The global embrace of ESG standards and net zero goals aligns perfectly with traditional Indigenous thinking, said Edwards.
“I think the rest of the world has caught up to where our members have always been on the sustainability front. Our members have been very clear that with any proposed development, the environment comes first. It’s only a natural fit that Indigenous communities would want to be seen as leaders in the energy transition, and that there’s tremendous opportunity for our members to succeed at becoming full partners in the transition that we’re seeing.”

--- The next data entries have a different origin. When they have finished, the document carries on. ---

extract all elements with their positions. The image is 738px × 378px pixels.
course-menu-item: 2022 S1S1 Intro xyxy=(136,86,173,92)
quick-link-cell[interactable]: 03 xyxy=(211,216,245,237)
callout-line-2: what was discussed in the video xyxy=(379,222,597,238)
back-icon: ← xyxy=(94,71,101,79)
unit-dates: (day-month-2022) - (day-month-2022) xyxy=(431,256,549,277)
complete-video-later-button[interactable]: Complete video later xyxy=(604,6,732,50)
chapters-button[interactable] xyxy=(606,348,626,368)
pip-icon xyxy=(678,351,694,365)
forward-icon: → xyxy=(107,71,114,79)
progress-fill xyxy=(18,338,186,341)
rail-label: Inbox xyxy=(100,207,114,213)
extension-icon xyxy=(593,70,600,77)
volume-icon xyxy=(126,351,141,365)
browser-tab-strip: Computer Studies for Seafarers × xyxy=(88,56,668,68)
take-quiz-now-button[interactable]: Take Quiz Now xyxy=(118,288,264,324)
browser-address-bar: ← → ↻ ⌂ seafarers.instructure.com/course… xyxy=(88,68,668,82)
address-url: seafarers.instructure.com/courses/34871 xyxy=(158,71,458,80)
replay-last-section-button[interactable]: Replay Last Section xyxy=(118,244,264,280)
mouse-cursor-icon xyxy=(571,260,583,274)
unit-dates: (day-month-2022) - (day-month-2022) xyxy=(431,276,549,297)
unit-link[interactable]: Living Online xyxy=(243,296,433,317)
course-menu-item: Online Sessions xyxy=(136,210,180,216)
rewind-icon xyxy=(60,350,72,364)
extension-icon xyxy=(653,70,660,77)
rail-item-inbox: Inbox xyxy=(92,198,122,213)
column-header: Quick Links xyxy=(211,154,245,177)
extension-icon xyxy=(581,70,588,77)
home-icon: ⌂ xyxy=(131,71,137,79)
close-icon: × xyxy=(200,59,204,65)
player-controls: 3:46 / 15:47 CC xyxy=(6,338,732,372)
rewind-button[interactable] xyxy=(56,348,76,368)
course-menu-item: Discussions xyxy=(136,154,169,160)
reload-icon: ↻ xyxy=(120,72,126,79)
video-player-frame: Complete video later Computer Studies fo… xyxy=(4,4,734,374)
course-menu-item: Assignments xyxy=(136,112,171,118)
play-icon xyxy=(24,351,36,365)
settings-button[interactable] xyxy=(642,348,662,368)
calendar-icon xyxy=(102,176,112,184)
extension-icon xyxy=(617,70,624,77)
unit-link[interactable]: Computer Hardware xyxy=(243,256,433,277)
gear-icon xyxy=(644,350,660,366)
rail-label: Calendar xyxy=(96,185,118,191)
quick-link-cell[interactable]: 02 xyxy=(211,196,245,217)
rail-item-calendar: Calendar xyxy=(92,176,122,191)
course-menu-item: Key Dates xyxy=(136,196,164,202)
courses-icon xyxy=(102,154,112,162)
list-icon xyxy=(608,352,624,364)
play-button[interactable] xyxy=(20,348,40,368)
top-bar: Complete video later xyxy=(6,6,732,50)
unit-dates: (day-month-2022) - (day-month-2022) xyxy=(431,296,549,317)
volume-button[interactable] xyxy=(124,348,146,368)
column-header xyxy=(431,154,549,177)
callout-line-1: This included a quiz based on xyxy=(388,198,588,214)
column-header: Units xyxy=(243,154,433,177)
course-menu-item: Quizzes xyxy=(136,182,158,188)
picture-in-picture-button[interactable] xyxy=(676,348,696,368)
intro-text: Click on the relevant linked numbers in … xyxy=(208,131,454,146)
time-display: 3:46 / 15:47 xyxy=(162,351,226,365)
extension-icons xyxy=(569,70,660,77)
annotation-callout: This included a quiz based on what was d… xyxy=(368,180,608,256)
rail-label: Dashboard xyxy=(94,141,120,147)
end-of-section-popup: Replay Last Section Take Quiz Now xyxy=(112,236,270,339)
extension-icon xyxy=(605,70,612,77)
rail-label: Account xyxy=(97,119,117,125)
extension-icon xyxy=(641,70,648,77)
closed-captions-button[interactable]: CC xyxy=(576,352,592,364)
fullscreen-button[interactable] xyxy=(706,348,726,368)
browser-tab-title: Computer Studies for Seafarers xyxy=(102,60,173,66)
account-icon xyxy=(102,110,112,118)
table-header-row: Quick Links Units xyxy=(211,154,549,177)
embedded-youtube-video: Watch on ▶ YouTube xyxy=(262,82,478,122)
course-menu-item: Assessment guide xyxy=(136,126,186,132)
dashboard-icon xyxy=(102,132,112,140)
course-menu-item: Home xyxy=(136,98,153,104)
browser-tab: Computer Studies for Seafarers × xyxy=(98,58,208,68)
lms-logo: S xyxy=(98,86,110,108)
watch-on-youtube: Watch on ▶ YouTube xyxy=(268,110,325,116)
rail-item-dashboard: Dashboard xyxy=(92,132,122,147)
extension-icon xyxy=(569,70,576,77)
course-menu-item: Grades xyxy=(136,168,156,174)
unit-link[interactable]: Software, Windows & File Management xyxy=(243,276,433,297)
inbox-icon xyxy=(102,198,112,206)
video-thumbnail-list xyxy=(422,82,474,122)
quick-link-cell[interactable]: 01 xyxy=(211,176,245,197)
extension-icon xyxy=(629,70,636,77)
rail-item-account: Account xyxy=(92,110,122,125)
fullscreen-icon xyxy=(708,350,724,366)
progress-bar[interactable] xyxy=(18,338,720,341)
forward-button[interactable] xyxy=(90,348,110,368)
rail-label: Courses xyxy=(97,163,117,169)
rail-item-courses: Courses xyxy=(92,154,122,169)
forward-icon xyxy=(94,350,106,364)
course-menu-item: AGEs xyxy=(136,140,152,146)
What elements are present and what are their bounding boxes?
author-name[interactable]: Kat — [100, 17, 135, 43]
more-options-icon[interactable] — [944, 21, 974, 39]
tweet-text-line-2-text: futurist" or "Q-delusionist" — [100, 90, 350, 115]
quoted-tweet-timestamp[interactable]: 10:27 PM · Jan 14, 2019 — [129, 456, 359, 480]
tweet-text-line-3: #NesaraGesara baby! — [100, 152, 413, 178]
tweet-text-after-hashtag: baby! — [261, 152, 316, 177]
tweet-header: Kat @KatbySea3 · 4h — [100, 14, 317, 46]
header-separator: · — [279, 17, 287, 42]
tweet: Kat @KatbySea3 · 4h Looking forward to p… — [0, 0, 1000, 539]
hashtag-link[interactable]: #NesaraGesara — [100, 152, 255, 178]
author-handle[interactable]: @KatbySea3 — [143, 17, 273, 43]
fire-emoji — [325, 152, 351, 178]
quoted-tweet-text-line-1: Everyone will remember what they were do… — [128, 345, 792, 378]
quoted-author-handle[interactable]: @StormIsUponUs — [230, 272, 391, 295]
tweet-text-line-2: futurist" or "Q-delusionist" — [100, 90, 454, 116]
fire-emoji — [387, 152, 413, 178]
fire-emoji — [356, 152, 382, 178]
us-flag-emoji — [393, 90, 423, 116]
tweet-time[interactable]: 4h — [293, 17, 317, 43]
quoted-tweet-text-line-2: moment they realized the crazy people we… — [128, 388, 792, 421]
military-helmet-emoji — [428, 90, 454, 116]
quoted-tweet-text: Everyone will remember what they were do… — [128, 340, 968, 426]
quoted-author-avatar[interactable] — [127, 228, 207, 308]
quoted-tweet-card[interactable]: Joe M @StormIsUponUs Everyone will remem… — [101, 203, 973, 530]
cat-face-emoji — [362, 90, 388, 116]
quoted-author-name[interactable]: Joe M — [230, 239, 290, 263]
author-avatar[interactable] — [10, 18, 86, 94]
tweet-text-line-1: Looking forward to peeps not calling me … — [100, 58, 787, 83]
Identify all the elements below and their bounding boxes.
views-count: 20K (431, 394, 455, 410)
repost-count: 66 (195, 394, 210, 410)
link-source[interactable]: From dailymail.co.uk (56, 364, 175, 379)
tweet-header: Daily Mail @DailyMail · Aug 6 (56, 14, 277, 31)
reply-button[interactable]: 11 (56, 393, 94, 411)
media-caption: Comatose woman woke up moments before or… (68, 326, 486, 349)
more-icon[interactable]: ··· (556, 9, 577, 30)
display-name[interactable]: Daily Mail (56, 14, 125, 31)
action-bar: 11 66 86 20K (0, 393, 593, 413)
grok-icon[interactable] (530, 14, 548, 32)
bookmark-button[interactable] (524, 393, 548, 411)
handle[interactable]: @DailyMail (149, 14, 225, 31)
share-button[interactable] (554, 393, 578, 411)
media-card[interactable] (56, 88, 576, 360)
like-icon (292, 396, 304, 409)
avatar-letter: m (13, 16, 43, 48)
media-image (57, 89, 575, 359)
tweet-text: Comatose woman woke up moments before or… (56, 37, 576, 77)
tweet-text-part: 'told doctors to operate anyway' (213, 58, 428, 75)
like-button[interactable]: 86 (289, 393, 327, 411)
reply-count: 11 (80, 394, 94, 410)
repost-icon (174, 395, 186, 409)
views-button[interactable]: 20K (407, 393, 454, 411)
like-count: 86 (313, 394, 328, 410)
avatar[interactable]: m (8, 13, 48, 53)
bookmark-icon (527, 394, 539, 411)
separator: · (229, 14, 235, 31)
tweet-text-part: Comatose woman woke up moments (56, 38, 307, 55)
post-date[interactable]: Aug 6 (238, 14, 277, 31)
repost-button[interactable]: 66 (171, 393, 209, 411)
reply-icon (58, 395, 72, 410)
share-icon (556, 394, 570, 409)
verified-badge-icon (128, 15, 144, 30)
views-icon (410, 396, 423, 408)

Indigenous consultants such as the Reconciliation and Responsible Investment Initiative and the National Aboriginal Trust Officers’ Association are ready to step up to work with potential investors in realizing Indigenous ESG goals, Edwards said.
“If we’re going to achieve these targets, and if we’re going to increase the electrification capacity of Canada, there’s a massive infrastructure component and massive investment component that is needed. All of those considerations in one way or another impact the interests of Indigenous people because those projects are ultimately going to have to cross the territories at one time or another.”
The top 10 list addresses the needs for Indigenous investment capital, which stems in part from the Indian Act prohibition of using property assets as capital; for growth in Indigenous capacity; for early consultation with First Nations on projects; for alignment with Indigenous values; for participating partners to upgrade their ESG policies; and for significant Indigenous representation at corporate levels, including Indigenous women.
“We can’t meet thorough ESG inclusion for Indigenous people without a robust program around access to competitively priced capital for equity investment,” said Edwards, indicating that was the top need on the list.
“For a lot of First Nations there isn’t a lot of risk capital around to stimulate a good return from money borrowed in the commercial markets, without some kind of credit enhancement or financing innovation from government. In Ontario, in Alberta, you have loan guarantee programs at the provincial level which have proven successful. We don’t yet have a national strategy for Indigenous access to capital, and it’s something that needs to be paid close attention to by the federal government if we’re going to have true inclusion of Indigenous people in the economy.”